Pour paraphraser le chimiste Antoine Lavoisier qui dit que : « Rien ne se perd, rien ne se crée, tout se transforme », à la ferme de l'APAF-BF, tout sera récupéré. La déjection des animaux, mélangée à la paille, va se transformer en fertilisant naturel et favoriser la croissance naturelle des cultures. Quant aux fientes des poulets, elles vont servir à nourrir les poissons et alimenter également les cultures maraîchères. M. Yaméogo fait savoir qu'un producteur qui veut être respecté en agro-écologie, doit avoir une grande superficie de terrain, où il associera l'élevage à l'agriculture qui sont deux "couples" inséparables.
« Un paysan qui n'élève pas ne peut pas avoir de bons rendements, même en utilisant des produits chimiques », dit-il. La coopérative Sono-nyé dispose d'un site de 3 hectares. 1,5 ha est déjà clôturé, avec un bassin piscicole, un château d'eau, où se mènent la maraîcher-culture, l'apiculture où le miel est récolté dans 50 ruches tous les 21 ou 30 jours. L'hectare et demi réservé à l'élevage sera bientôt aménagé pour que les animaux en enclos à proximité des concessions rejoignent la ferme.

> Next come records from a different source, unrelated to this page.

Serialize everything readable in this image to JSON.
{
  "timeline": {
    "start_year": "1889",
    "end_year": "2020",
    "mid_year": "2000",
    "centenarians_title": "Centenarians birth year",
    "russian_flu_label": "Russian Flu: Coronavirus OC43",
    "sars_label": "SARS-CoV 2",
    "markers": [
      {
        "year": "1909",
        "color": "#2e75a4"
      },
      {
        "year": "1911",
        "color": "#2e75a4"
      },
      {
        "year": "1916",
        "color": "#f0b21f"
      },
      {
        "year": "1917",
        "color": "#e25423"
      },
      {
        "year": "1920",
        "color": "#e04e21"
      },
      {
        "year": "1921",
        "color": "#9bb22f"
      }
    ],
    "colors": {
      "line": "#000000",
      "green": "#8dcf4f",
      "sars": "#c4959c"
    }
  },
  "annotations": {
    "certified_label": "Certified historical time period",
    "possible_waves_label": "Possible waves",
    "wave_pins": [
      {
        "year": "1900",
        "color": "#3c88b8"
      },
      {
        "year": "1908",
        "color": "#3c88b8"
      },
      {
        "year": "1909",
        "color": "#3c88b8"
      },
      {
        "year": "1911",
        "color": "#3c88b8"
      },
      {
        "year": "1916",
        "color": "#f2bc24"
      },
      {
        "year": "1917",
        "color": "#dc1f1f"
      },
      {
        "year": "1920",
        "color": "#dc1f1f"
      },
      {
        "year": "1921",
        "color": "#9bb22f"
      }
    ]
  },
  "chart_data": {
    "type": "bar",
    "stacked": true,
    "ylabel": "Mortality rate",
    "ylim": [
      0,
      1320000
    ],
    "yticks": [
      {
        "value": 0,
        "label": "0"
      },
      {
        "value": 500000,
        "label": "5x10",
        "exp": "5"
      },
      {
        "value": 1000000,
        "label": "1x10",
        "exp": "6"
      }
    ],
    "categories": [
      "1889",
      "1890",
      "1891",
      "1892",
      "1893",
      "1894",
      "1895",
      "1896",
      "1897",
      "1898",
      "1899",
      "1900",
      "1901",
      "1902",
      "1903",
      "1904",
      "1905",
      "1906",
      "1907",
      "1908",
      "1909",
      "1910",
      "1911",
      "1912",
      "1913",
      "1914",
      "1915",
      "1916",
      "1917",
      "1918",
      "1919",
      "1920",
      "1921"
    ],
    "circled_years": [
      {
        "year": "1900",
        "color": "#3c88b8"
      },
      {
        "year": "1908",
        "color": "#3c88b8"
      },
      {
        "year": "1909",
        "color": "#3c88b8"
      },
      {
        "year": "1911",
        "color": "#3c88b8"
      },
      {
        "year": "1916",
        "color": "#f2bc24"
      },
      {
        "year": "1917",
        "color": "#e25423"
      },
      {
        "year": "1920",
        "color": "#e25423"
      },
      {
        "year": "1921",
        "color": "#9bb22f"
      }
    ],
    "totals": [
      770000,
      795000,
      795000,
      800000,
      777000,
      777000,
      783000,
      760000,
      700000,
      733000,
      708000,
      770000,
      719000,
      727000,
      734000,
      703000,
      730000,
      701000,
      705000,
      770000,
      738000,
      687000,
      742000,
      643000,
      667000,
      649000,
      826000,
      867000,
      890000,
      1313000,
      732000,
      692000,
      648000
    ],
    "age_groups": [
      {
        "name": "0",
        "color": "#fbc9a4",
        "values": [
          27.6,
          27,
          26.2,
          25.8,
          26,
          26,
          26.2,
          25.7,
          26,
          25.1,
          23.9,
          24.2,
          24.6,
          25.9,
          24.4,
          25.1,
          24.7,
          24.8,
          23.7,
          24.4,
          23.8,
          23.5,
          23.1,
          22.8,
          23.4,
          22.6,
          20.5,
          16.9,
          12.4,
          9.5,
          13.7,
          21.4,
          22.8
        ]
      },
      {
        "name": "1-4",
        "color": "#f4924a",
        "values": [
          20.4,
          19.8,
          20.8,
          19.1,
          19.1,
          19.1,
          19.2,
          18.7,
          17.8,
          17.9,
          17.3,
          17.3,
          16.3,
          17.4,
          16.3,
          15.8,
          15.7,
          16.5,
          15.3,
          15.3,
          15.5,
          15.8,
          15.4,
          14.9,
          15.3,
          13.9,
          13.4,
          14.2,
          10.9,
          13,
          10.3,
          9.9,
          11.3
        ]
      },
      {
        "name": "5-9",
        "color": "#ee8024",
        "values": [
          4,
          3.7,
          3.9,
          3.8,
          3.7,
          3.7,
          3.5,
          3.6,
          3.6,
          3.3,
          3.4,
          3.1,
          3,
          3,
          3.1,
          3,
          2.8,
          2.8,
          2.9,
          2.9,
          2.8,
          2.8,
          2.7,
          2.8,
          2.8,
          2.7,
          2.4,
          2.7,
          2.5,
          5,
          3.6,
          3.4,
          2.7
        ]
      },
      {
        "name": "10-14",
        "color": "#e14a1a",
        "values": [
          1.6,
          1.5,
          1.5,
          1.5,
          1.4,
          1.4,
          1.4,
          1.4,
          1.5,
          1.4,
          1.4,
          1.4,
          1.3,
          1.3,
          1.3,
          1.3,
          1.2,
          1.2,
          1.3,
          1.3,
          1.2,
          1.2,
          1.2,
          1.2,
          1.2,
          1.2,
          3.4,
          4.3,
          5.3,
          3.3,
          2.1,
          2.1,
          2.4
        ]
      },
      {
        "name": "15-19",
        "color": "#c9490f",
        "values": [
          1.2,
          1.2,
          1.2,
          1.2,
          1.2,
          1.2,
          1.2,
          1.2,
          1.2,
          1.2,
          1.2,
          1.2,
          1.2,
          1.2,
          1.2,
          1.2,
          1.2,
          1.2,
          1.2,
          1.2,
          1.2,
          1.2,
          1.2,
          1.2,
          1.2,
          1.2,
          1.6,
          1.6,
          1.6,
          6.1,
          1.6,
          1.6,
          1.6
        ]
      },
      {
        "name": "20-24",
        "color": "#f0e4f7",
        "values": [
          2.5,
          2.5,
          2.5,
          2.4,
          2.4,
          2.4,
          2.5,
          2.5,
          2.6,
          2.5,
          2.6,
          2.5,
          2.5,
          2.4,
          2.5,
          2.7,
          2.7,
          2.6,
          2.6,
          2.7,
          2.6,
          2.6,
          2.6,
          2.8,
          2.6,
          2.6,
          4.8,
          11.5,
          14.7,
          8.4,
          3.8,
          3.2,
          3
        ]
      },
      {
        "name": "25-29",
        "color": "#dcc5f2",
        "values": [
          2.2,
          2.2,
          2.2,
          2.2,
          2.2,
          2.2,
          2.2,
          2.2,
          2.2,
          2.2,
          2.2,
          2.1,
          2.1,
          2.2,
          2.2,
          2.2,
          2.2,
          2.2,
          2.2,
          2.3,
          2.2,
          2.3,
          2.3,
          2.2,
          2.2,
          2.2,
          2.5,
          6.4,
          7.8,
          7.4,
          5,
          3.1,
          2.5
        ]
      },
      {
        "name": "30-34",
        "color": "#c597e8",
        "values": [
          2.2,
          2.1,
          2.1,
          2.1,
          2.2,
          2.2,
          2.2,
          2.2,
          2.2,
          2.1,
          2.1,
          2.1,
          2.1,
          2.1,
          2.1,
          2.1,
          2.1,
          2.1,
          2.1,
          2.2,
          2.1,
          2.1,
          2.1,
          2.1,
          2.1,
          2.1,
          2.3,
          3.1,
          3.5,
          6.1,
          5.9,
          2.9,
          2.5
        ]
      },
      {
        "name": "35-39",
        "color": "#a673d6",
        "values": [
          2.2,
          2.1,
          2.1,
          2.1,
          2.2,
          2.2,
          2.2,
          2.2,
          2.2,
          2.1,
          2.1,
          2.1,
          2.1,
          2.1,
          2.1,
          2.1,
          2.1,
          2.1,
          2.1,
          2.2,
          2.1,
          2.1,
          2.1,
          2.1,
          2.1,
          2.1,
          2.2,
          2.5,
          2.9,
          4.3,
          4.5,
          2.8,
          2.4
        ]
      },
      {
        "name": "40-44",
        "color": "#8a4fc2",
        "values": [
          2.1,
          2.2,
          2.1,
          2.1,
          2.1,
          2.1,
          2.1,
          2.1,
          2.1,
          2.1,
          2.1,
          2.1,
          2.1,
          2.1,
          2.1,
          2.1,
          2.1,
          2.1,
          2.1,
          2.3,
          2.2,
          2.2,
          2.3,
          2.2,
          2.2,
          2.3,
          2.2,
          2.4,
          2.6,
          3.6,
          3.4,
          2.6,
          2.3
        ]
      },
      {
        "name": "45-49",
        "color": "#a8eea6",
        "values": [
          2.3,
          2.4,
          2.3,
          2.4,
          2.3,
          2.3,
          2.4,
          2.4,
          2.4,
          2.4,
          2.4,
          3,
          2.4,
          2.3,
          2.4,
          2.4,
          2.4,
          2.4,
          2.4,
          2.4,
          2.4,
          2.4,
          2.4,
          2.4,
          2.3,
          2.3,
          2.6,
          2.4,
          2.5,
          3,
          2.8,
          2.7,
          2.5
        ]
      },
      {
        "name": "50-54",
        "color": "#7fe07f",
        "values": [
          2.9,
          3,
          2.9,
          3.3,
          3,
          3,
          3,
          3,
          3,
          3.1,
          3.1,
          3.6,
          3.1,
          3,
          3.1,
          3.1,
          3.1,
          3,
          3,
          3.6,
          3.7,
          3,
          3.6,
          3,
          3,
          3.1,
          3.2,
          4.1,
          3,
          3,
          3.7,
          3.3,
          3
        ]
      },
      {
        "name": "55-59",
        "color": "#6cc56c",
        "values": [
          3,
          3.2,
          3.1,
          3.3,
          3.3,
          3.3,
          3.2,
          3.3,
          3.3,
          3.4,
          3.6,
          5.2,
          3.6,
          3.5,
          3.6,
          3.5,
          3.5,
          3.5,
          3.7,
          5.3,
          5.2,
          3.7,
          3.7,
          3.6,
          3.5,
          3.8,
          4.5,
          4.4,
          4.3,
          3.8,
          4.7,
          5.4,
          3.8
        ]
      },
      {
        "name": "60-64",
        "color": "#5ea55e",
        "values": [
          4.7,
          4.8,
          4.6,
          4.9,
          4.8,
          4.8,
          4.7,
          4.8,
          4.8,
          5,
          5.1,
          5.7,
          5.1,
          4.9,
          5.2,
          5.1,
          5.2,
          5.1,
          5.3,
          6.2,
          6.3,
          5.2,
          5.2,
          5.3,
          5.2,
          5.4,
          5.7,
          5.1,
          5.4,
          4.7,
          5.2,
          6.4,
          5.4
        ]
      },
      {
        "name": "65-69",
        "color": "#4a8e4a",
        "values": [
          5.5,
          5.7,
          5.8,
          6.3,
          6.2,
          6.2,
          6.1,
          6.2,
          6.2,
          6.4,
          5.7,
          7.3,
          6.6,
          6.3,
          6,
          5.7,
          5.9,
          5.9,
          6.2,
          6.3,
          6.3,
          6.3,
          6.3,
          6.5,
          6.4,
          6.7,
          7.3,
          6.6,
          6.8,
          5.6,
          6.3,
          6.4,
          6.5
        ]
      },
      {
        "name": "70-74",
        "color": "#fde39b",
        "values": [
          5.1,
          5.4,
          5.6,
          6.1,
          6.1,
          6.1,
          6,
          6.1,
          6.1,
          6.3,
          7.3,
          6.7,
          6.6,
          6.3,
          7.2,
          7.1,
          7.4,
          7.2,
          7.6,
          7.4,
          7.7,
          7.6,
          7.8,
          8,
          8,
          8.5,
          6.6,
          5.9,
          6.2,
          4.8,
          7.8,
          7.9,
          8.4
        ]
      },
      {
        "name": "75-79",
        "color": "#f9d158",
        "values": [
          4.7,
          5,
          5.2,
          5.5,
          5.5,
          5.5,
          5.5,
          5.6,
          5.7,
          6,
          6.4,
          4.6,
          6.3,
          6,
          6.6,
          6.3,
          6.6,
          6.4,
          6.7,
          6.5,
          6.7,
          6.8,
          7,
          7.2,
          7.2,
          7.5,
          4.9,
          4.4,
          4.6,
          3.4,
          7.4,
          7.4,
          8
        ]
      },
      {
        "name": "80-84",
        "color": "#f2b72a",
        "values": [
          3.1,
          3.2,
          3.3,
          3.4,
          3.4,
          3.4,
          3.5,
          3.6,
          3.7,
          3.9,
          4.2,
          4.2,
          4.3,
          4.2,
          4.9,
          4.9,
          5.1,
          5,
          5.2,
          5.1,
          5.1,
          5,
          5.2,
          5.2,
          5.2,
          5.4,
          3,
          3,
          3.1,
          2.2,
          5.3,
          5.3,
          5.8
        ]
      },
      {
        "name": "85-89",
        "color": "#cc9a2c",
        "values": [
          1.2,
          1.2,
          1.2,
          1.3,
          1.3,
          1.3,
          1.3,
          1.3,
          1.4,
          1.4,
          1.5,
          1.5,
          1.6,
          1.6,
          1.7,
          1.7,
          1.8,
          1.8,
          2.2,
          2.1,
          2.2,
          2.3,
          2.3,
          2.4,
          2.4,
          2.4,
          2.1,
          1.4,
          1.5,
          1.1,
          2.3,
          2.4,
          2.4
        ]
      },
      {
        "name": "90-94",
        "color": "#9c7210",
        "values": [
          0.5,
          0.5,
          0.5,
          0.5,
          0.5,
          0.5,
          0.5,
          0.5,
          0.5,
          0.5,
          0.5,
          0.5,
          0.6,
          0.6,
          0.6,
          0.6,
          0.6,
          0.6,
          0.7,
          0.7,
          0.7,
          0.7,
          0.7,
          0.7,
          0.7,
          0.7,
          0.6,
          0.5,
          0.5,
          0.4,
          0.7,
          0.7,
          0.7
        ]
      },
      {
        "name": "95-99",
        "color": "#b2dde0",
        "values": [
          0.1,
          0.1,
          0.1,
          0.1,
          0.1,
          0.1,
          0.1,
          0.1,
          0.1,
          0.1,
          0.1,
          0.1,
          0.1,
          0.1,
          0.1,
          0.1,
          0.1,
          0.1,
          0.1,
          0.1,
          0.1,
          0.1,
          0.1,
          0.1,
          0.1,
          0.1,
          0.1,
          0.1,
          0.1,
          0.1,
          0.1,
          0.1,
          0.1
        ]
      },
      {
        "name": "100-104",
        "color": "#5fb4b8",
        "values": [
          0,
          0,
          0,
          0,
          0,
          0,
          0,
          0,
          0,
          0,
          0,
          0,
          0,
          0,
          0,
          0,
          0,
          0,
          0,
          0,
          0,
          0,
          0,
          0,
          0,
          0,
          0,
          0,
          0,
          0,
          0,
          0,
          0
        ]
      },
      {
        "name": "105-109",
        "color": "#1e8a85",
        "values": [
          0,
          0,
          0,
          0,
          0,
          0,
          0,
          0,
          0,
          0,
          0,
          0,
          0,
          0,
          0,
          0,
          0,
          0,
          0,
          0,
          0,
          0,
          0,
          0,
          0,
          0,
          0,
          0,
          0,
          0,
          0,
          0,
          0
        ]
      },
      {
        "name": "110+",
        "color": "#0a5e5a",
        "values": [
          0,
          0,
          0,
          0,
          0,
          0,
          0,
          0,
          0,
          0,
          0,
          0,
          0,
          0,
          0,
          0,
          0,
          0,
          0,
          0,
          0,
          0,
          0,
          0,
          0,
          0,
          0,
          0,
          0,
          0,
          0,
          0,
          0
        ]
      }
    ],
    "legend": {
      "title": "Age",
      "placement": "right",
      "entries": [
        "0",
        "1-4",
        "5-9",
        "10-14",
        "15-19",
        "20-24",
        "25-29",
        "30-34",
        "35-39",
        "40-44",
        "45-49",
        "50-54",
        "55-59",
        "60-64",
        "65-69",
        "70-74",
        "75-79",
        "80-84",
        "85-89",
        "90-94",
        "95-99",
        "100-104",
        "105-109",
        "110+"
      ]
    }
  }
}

Aux alentours du site, les feux de brousse et la coupe abusive du bois sont interdits aux populations. Cette interdiction, selon les animateurs de la coopérative, est une manière de les sensibiliser à la préservation de l'environnement. De nombreux producteurs ne sont pas familiers à ce type d'élevage agro-écologique, certes, mais le chef de service régional de l'Economie verte et du changement climatique, le commandant Brahima Sidibé explique que de nos jours, le changement climatique est une réalité et il faut les sensibiliser à aller vers ces pratiques innovantes.
Il fait savoir qu'au niveau du ministère en charge de l'environnement, il y a un fonds dédié à accompagner les producteurs qui font la promotion des pratiques d'adaptation et d'atténuation aux effets néfastes du changement climatique, en l'occurrence le Fonds vert pour le climat.